Walter tiene la cara deformada por un chorreón de ácido, cojea de una pierna y lleva tatuada en la espalda una enorme mariposa con atributos obscenos, regalo de unos facinerosos mexicanos que se tomaron su venganza con tinta y aguja. (Lo de la cara, por cierto, es resultado de un accidente que tuvo en casa de Ambroise van Cleft, el disipado restaurador de Amberes, al que, en un arrebato de insensatez y de furia, mi primo Walter le destrozó la casa y la cara, según leemos con detalle en sus memorias.) (El origen de la cojera no lo sé.)
El primo Walter, en resumen, fue aventurero y galán y hoy es ruina.
– Me dijo Corina que estabas aquí y he venido.
– Qué de tiempo, Walter.
– Qué de tiempo, Jacob.
Y salimos de los Billares Heredia, él cojeando y yo preguntándome qué podía traerle por aquí.

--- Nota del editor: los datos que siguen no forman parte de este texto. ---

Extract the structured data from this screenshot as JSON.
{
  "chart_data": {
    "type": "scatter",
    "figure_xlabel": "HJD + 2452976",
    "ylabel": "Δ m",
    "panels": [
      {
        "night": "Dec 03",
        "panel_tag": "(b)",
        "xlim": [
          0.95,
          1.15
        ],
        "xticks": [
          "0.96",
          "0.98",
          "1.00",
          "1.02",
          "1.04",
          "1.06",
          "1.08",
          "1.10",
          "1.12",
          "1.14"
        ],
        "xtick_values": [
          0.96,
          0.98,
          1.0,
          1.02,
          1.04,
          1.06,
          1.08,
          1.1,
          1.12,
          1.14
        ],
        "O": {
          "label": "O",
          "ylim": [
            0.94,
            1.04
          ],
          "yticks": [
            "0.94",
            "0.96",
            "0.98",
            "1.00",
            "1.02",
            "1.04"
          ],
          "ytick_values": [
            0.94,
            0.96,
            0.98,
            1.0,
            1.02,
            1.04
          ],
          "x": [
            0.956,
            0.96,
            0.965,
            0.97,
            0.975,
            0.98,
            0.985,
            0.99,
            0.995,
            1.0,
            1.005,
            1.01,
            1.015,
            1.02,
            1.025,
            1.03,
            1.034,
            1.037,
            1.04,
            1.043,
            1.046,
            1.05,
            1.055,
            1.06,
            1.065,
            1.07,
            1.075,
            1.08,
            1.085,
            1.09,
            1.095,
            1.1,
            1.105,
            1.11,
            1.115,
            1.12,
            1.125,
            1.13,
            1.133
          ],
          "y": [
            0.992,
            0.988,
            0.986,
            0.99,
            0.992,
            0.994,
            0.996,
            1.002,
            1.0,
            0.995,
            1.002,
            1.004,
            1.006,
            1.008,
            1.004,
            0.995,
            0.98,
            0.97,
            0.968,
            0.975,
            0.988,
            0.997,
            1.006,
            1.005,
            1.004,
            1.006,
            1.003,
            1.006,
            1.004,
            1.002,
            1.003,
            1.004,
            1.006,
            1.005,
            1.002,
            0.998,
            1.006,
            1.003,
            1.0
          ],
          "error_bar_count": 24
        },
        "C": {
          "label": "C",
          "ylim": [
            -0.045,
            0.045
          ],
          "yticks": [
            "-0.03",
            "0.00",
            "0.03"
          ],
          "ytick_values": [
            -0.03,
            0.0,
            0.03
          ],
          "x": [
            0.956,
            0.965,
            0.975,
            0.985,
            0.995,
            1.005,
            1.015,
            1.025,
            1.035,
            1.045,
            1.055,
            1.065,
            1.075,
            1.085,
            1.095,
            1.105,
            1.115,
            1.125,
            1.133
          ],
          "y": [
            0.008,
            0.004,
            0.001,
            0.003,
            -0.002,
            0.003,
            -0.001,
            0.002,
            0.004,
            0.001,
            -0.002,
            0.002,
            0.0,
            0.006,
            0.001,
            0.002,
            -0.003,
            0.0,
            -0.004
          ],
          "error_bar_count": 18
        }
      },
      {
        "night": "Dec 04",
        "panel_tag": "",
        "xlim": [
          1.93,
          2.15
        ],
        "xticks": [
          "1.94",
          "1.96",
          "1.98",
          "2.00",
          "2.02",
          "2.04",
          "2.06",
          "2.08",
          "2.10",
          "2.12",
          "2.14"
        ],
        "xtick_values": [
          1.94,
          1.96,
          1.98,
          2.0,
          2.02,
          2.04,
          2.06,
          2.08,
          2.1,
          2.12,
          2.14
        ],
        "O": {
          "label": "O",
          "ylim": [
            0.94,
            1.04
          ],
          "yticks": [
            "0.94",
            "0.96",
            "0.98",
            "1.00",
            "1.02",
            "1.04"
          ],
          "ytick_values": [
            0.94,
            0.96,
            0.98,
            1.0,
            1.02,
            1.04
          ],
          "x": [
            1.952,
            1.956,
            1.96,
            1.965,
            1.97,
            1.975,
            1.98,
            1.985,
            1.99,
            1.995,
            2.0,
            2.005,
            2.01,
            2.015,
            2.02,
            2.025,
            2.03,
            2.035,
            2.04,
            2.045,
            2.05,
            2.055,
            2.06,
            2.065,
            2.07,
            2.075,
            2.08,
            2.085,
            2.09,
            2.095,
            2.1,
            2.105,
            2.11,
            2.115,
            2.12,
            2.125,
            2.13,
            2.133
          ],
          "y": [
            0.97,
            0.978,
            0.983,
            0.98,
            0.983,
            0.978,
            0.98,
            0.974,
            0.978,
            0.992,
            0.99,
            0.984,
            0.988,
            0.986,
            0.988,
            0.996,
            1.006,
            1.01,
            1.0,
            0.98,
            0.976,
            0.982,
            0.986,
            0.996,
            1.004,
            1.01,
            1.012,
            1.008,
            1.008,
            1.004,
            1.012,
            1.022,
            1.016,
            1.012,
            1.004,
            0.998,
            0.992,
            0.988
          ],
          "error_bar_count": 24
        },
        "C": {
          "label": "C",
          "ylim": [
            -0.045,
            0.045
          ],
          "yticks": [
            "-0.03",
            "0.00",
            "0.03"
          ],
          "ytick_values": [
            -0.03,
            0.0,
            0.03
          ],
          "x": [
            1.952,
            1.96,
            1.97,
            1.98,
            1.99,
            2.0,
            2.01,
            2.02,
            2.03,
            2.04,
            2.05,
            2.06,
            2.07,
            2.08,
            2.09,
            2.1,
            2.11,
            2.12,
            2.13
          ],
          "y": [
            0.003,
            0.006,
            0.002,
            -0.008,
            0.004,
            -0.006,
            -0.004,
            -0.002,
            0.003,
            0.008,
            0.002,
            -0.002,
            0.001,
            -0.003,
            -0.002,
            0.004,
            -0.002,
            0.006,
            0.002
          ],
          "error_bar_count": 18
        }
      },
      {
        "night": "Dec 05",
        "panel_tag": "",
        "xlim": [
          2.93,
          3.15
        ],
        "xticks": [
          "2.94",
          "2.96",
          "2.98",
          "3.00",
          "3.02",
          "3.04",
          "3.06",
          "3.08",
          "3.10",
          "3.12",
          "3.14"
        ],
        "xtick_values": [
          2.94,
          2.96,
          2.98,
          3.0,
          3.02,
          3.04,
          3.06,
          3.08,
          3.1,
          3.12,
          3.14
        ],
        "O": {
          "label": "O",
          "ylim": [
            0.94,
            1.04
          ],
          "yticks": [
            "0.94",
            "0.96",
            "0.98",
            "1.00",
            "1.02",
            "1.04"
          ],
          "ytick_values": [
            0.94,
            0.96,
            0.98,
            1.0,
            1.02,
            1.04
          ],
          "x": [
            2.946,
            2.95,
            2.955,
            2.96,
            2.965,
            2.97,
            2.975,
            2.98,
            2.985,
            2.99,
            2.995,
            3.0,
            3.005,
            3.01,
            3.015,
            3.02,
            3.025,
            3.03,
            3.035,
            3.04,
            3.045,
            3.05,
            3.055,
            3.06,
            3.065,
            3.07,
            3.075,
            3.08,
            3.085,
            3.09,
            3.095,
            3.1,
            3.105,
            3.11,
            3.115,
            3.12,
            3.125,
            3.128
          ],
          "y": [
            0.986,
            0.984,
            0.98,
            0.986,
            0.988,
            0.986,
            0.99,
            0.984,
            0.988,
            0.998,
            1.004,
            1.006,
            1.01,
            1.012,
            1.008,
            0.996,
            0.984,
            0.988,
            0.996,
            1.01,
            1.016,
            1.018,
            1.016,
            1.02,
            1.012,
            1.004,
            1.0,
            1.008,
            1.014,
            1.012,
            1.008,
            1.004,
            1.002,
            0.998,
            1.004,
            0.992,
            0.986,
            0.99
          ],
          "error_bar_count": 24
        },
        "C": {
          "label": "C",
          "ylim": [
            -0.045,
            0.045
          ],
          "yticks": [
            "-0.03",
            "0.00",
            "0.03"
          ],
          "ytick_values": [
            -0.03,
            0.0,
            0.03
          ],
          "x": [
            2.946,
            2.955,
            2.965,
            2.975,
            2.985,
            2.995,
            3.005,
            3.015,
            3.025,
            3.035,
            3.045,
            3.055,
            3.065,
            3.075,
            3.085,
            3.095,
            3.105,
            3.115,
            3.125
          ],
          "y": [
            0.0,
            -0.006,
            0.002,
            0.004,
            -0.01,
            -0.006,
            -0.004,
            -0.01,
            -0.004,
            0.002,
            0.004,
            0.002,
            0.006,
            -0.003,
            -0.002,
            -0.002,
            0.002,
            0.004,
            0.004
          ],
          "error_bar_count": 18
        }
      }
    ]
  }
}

A tía Corina le divierten las excentricidades de pensamiento del primo Walter y le distrae charlotear con él sobre filosofía y psicoanálisis, que son los temas obsesivos de mi pariente, aunque la verdad es que no pasa de ser un diletante, tendente al puro blablablá y a la distorsión teórica: «Para mí, Aristóteles tenía un defecto insalvable: que no era tan marica como Platón. Platón pensaba como un decorador de interiores, mientras que Aristóteles pensaba como un albañil. Y no sé si me explico». (Y así sucesivamente.)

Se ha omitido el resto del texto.